問:難道為了善道的利益,運用一些審慎手段並向大人物獻殷勤是不合法的嗎?

答:在此事上過於焦慮,說明對神的護理缺乏信心,並會使我們想要維護的道路受到懷疑:如果人們吹得太用力,那東西就不會是什麼易燃物。我們可以在神護理的公平道路上接受恩惠:「眾人都求掌權者的情面,但人的判斷乃出於耶和華」;凡能透過誠實、公開且合法的手段獲得的,例如謙卑的陳情,以及真理本身的磁力與維護者聖潔的品格,都是可以尋求的。使徒們就是這樣對待統治者與大人物,以贏得他們對基督教的尊重,從而能減少偏見地將真理傳給百姓(使徒行傳十八章 8 節,十九章 31 節)。「亞細亞的幾位首領」曾是保羅的朋友。然而,當這種尊重必須透過暗中且不誠實的手段才能獲得,且若不諂媚他們的罪惡、不順從他們的私慾與肉體計畫就無法維持時,人們便扭曲自己的良心,將討好他人作為自己的事業,為了達成目的而踐踏一切所謂的正義與誠實,並高舉那些若非地位崇高他們本會藐視的人,這就是「為得利益,諂媚奉承人」。

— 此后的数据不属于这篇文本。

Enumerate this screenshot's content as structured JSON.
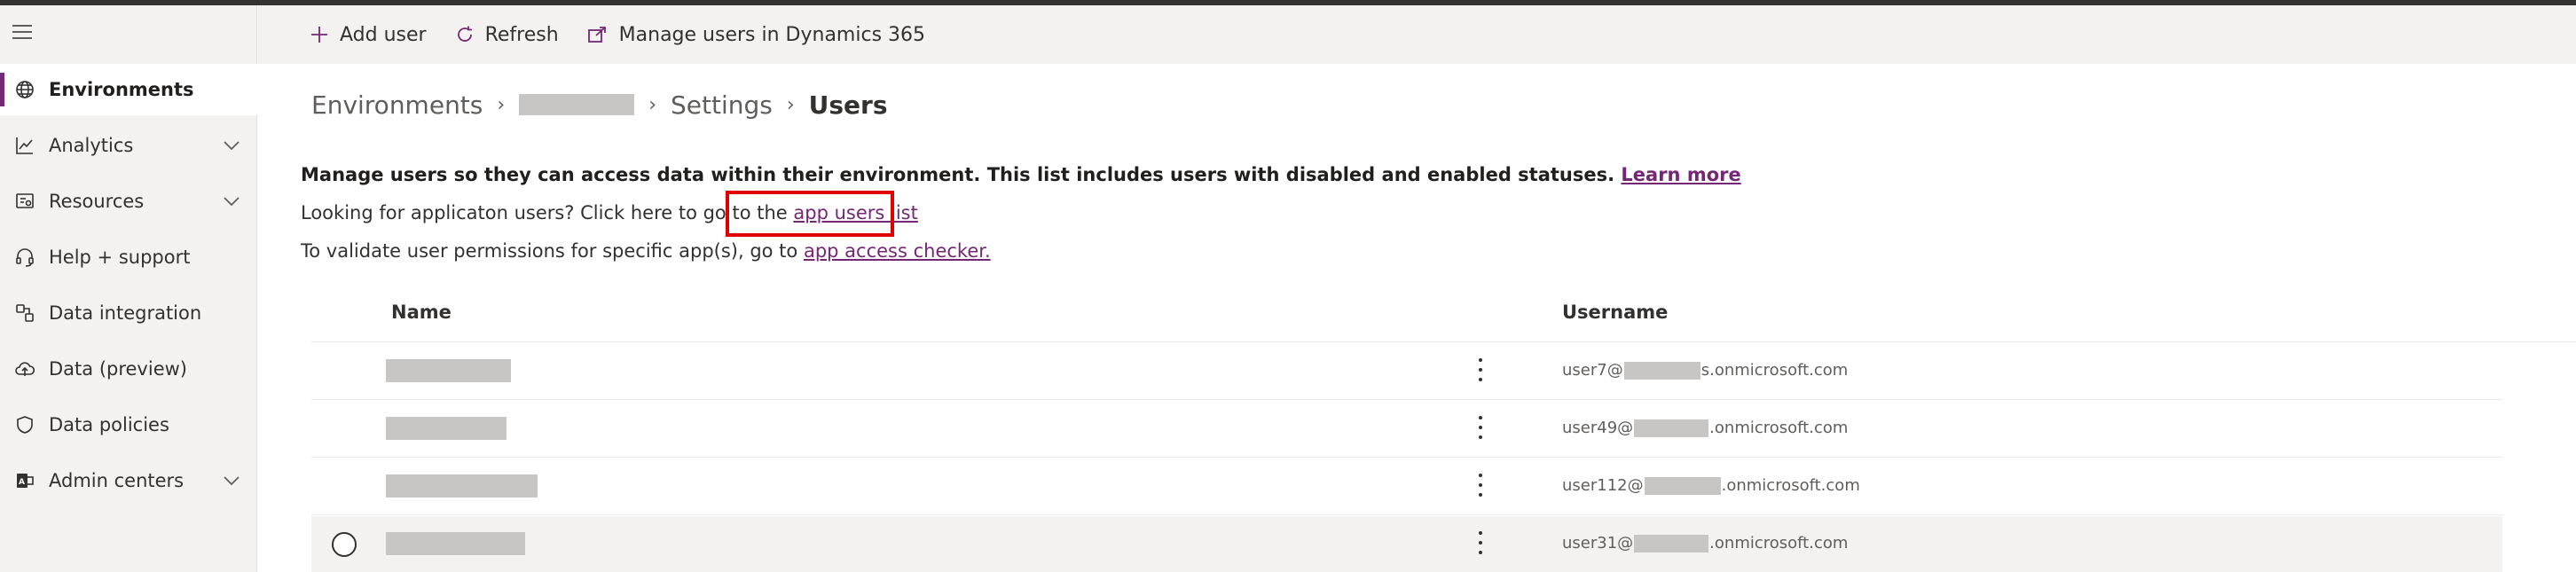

觀察七:宗教上走錯路的人,通常會崇拜自己黨派的人,勝過其他有公認價值與誠實的人。這是其含義的一部分。他們將自己黨派的所有人都視為諾斯底派,即「有知識的人」;彷彿其他人,無論多麼被神所認可,身上帶有恩賜與恩典的印記,都無法與他們相比。這是所有宗派主義者的本性:特土良(Tertullian)說:「在那裡,僅僅是他們的一員就足以獲得功德。」